Ainsi s'écoule toute la vie. On cherche le repos en combattant quelques obstacles; et, si on les a surmontés, le repos devient insupportable; car, ou l'on pense aux misères qu'on a, ou à celles dont on est menacé. Et quand on se verrait même assez à l'abri de toutes parts, l'ennui, de son autorité privée, ne laisserait pas de sortir du fond du cœur, où il a des racines naturelles, et de remplir l'esprit de son venin."

La coutume de voir les rois accompagnés de gardes, de tambours, d'officiers, et de toutes les choses qui plient la machine vers le respect et la terreur, fait que leur visage, quand ils sont quelquefois seuls, et sans ces accompagnements, imprime dans leurs sujets le respect et la terreur, parce qu'on ne sépare pas dans la pensée leur personne d'avec leur suite, qu'on y voit d'ordinaire jointe. Le monde ne sait pas que cet effet vient d'une force naturelle, et de là viennent ces mots: "Le caractère de la Divinité est empreint sur son visage."

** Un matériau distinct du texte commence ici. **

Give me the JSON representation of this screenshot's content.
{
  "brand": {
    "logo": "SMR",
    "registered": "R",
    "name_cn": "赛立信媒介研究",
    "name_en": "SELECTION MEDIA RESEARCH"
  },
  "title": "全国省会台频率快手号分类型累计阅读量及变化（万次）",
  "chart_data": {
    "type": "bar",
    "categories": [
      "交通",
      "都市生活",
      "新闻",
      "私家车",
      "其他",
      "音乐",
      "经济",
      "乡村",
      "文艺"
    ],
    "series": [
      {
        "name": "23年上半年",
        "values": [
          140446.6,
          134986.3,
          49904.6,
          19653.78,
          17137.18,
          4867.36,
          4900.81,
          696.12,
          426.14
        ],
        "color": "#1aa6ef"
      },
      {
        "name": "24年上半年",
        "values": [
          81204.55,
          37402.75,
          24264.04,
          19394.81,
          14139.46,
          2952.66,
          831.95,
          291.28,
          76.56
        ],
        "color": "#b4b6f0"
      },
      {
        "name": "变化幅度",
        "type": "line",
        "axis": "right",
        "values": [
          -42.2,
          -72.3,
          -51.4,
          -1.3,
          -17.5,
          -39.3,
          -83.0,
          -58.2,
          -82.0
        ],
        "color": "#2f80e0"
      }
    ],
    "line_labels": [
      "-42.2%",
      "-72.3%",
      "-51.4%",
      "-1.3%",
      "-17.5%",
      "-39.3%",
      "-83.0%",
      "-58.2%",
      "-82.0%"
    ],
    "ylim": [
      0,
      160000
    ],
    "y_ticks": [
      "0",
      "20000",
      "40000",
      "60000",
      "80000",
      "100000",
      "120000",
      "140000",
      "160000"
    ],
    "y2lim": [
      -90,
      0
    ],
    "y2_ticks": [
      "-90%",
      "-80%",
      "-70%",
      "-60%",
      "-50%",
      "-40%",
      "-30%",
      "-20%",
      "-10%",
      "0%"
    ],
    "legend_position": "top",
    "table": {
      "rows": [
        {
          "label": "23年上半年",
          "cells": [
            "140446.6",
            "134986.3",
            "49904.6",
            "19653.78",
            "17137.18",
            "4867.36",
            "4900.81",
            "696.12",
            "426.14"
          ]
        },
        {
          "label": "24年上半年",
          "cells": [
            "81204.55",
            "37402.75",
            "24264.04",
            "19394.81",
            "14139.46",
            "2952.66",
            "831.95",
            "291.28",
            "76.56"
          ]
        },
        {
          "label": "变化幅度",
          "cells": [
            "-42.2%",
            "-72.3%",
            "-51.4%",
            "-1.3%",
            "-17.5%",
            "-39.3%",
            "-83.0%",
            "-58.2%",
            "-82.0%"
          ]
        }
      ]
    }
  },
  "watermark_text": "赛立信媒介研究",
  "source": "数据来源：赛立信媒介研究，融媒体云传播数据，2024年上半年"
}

D'où vient qu'un boiteux ne nous irrite pas, et qu'un esprit boiteux nous irrite? C'est à cause qu'12 un boiteux reconnaît que nous allons droit, et qu'un esprit boiteux dit que c'est nous qui boitons; sans cela nous en aurions plus de pitié que de colère.

Il y a des gens qui voudraient qu'un auteur ne parlât jamais des choses dont les autres ont parlé; autrement on l'accuse de ne rien dire de nouveau. Mais si les matières qu'il traite ne sont pas nouvelles, la disposition en est nouvelle. Quand on joue à la paume, c'est une même balle dont jouent l'un et l'autre; mais l'un la place mieux.

La vertu d'un homme ne doit pas se mesurer par ses efforts, mais par ce qu'il fait d'ordinaire.

On se persuade mieux, pour l'ordinaire, par les raisons qu'on a trouvées soi-même, que par celles qui sont venues dans l'esprit des autres.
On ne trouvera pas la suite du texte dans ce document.